Elbette burada bir hafta boyunca yaşadığımız her şeyi anlatmamız pek mümkün değildir. Fakat burada bazı tespitleri yapmamızın şimdi olmasa da gelecekte bilgi değerinin olacağını düşünmekteyim. Romanya yaklaşık yirmi milyon nüfusa sahip bir ülkedir. Özellikle Romanyalı insanların kiliseye veya dini bireysel olarak yaşamaya değer verdiklerini, halkın dindarlık seviyesinin yüksek olduğunu, her mahallede kiliselerin inşa edildiğini, insanların din adamlarına ulaşma noktasında sıkıntılarının olmadığını, kilise ve çevresinin aktif olarak hayatın içinde yer aldığını yaptığımız kilise ziyaretlerinden ve gözlemlerimizden hareketle doğrudan anladık.
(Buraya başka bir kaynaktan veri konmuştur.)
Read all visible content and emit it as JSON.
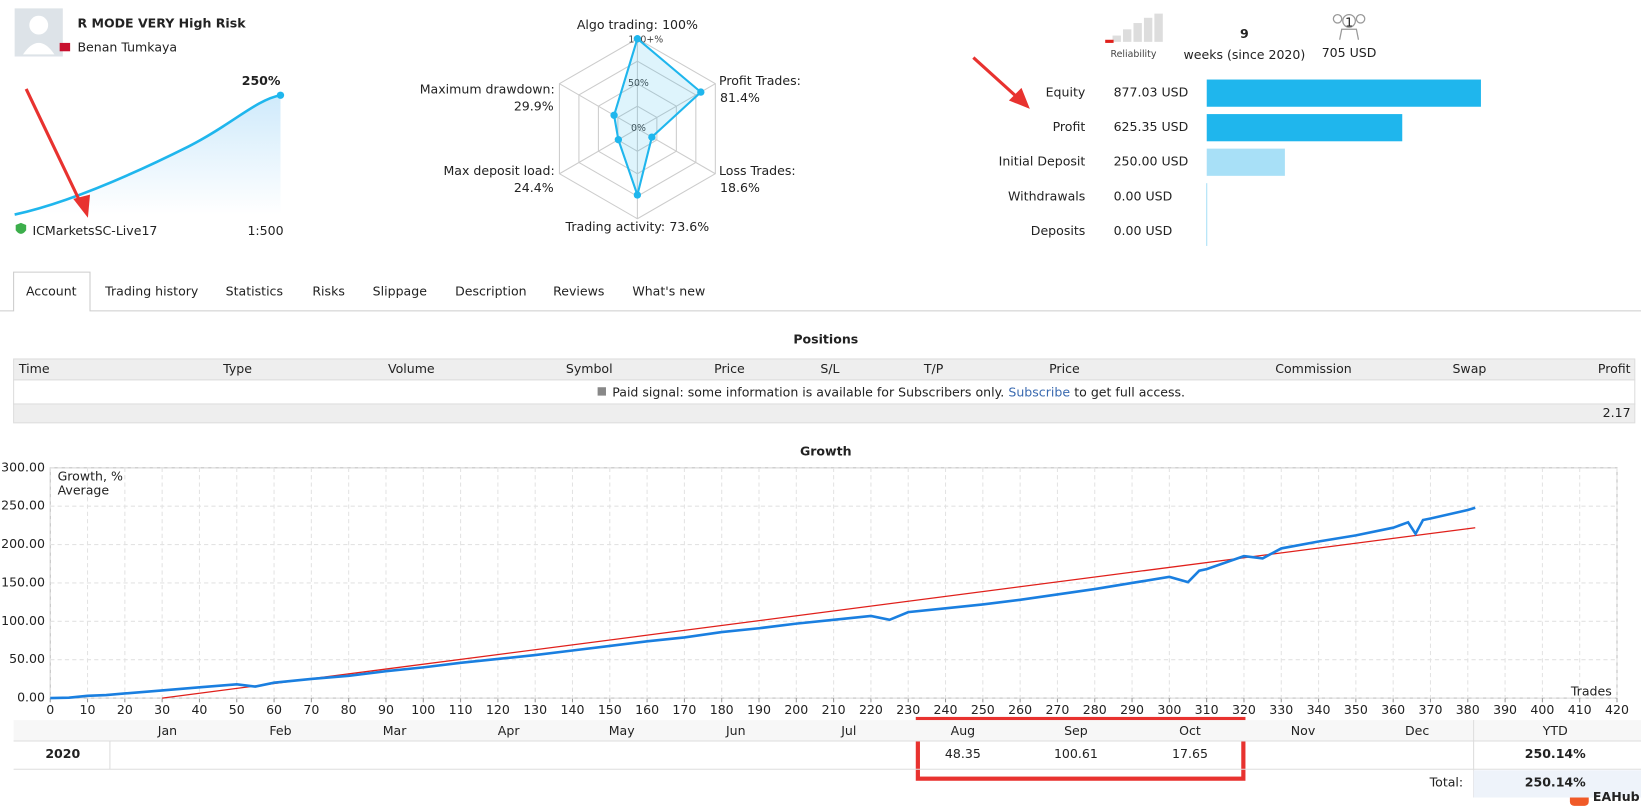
{
  "header": {
    "title": "R MODE VERY High Risk",
    "author": "Benan Tumkaya",
    "growth": "250%",
    "server": "ICMarketsSC-Live17",
    "leverage": "1:500"
  },
  "radar": {
    "scale_labels": [
      "100+%",
      "50%",
      "0%"
    ],
    "axes": [
      {
        "name": "Algo trading:",
        "value": 100,
        "value_label": "100%"
      },
      {
        "name": "Profit Trades:",
        "value": 81.4,
        "value_label": "81.4%"
      },
      {
        "name": "Loss Trades:",
        "value": 18.6,
        "value_label": "18.6%"
      },
      {
        "name": "Trading activity:",
        "value": 73.6,
        "value_label": "73.6%"
      },
      {
        "name": "Max deposit load:",
        "value": 24.4,
        "value_label": "24.4%"
      },
      {
        "name": "Maximum drawdown:",
        "value": 29.9,
        "value_label": "29.9%"
      }
    ],
    "color": "#1fb6ed"
  },
  "summary": {
    "reliability": "Reliability",
    "weeks": "9",
    "weeks_label": "weeks (since 2020)",
    "subscribers": "1",
    "funds": "705 USD"
  },
  "balance": {
    "rows": [
      {
        "name": "Equity",
        "value": 877.03,
        "value_label": "877.03 USD",
        "color": "#1fb6ed"
      },
      {
        "name": "Profit",
        "value": 625.35,
        "value_label": "625.35 USD",
        "color": "#1fb6ed"
      },
      {
        "name": "Initial Deposit",
        "value": 250.0,
        "value_label": "250.00 USD",
        "color": "#a8e0f7"
      },
      {
        "name": "Withdrawals",
        "value": 0,
        "value_label": "0.00 USD",
        "color": "#1fb6ed"
      },
      {
        "name": "Deposits",
        "value": 0,
        "value_label": "0.00 USD",
        "color": "#1fb6ed"
      }
    ]
  },
  "tabs": [
    "Account",
    "Trading history",
    "Statistics",
    "Risks",
    "Slippage",
    "Description",
    "Reviews",
    "What's new"
  ],
  "positions": {
    "title": "Positions",
    "columns": [
      "Time",
      "Type",
      "Volume",
      "Symbol",
      "Price",
      "S/L",
      "T/P",
      "Price",
      "Commission",
      "Swap",
      "Profit"
    ],
    "notice": [
      "Paid signal: some information is available for Subscribers only.",
      "Subscribe",
      "to get full access."
    ],
    "total": "2.17"
  },
  "growth": {
    "type": "line",
    "title": "Growth",
    "x_label": "Trades",
    "xlim": [
      0,
      420
    ],
    "xticks": [
      0,
      10,
      20,
      30,
      40,
      50,
      60,
      70,
      80,
      90,
      100,
      110,
      120,
      130,
      140,
      150,
      160,
      170,
      180,
      190,
      200,
      210,
      220,
      230,
      240,
      250,
      260,
      270,
      280,
      290,
      300,
      310,
      320,
      330,
      340,
      350,
      360,
      370,
      380,
      390,
      400,
      410,
      420
    ],
    "ylim": [
      0,
      300
    ],
    "yticks": [
      {
        "value": 0,
        "label": "0.00"
      },
      {
        "value": 50,
        "label": "50.00"
      },
      {
        "value": 100,
        "label": "100.00"
      },
      {
        "value": 150,
        "label": "150.00"
      },
      {
        "value": 200,
        "label": "200.00"
      },
      {
        "value": 250,
        "label": "250.00"
      },
      {
        "value": 300,
        "label": "300.00"
      }
    ],
    "grid": true,
    "series": [
      {
        "name": "Growth, %",
        "color": "#1a7fe0",
        "x": [
          0,
          5,
          10,
          15,
          20,
          30,
          40,
          45,
          50,
          55,
          60,
          70,
          80,
          90,
          100,
          110,
          120,
          130,
          140,
          150,
          160,
          170,
          180,
          190,
          200,
          210,
          220,
          225,
          230,
          240,
          250,
          260,
          270,
          280,
          290,
          300,
          305,
          308,
          310,
          320,
          325,
          330,
          340,
          350,
          360,
          364,
          366,
          368,
          370,
          380,
          382
        ],
        "values": [
          0,
          0.5,
          3,
          4,
          6,
          10,
          14,
          16,
          18,
          15,
          20,
          25,
          29,
          35,
          40,
          46,
          51,
          56,
          62,
          68,
          74,
          79,
          86,
          91,
          97,
          102,
          107,
          102,
          112,
          117,
          122,
          128,
          135,
          142,
          150,
          158,
          151,
          166,
          168,
          185,
          182,
          195,
          204,
          212,
          222,
          229,
          214,
          232,
          234,
          245,
          248
        ]
      },
      {
        "name": "Average",
        "color": "#e0201b",
        "x": [
          30,
          382
        ],
        "values": [
          0,
          222
        ]
      }
    ]
  },
  "monthly": {
    "months": [
      "Jan",
      "Feb",
      "Mar",
      "Apr",
      "May",
      "Jun",
      "Jul",
      "Aug",
      "Sep",
      "Oct",
      "Nov",
      "Dec"
    ],
    "ytd_header": "YTD",
    "rows": [
      {
        "year": "2020",
        "values": [
          null,
          null,
          null,
          null,
          null,
          null,
          null,
          "48.35",
          "100.61",
          "17.65",
          null,
          null
        ],
        "ytd": "250.14%"
      }
    ],
    "total_label": "Total:",
    "total": "250.14%"
  },
  "watermark": "EAHub"
}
Kilisenin, insanlara ulaşma noktasında yoğun olarak hayatın merkezine kendisini konumlandırmış durumda olduğunu gördük. Toplamda Hristiyan teolojisinin öğretildiği yirmiye yakın teoloji fakültesinin olduğunu tespit ettik.Burada yaşayan bireylere o coğrafyada İslami teoloji fakültesinin kurulmasının önemini ifade ettik. Özellikle de bu işin Türkiye tarafından yapılmasının gerekliliğini vurguladık.

Şırnak ve Köstence arasında bir diyaloğun, muhabbetin güzel bir gelecek için köprü olacağını anlattık.Romanya devletinin özellikle radikal dini akımlardan kendi insanını koruma talebinin ne kadar önemli bir hamle olduğunu müşahede ettik. Şiddeti tavsiye eden bütün akımlardan muztarip olduklarını dile getirerek Türkiye'de yapılan yüksek din eğitiminin insani yönünün birlikte yaşamaya katkı sağladığını ve bu konunun oradaki meslektaşlarımızın da dikkatini çektiğini söyleyebiliriz.

Romanya'da Hıristiyan teoloji fakültelerinde akademik hayatın içinde yer alan akademik personelin özellikle cumartesi öğleden sonra başlayarak pazar günü öğleden sonraya kadar kendilerine tahsis edilen kiliselerde görev yaptıklarını, bilgi ve birikimlerini halk ile paylaştıklarını müşahede ettik. Bu noktada akademisyenler yazdıklarını ve öğrendiklerini halk ile paylaşma imkanına sahip olmaktadırlar. Diyanet işleri başkanlığı üzerinden diyanet görevlileri vasıtasıyla yapılan bu hizmete akademisyenlerden de destek alınması gerektiğini anladık. İlahiyatçı akademisyenlerin bu bilgi ve birikiminden halkımızın yeterince istifade etmediğini biliyoruz. Yapılacak düzenlemeler ile bu noktada akademisyenlerden destek alınmasının gerekliliğini gördük. İlahiyatçı akademisyenlerimiz hayatın içinde halkın arasında olması gerektiğini tecrübe ettik. Aksi takdirde yazdıklarımız öğrendiklerimiz hayatın içinde yer bulamayacaktır. Akademik birikim toplum ile ve paydaşlar ile paylaşılmalıdır. Bir gezi bir not başlıklı bu yazımızı Romanya'daki Türklerin Türkiye'de yaşayan soydaşlarına gönderdikleri selamı size ileterek bitirmek istiyorum.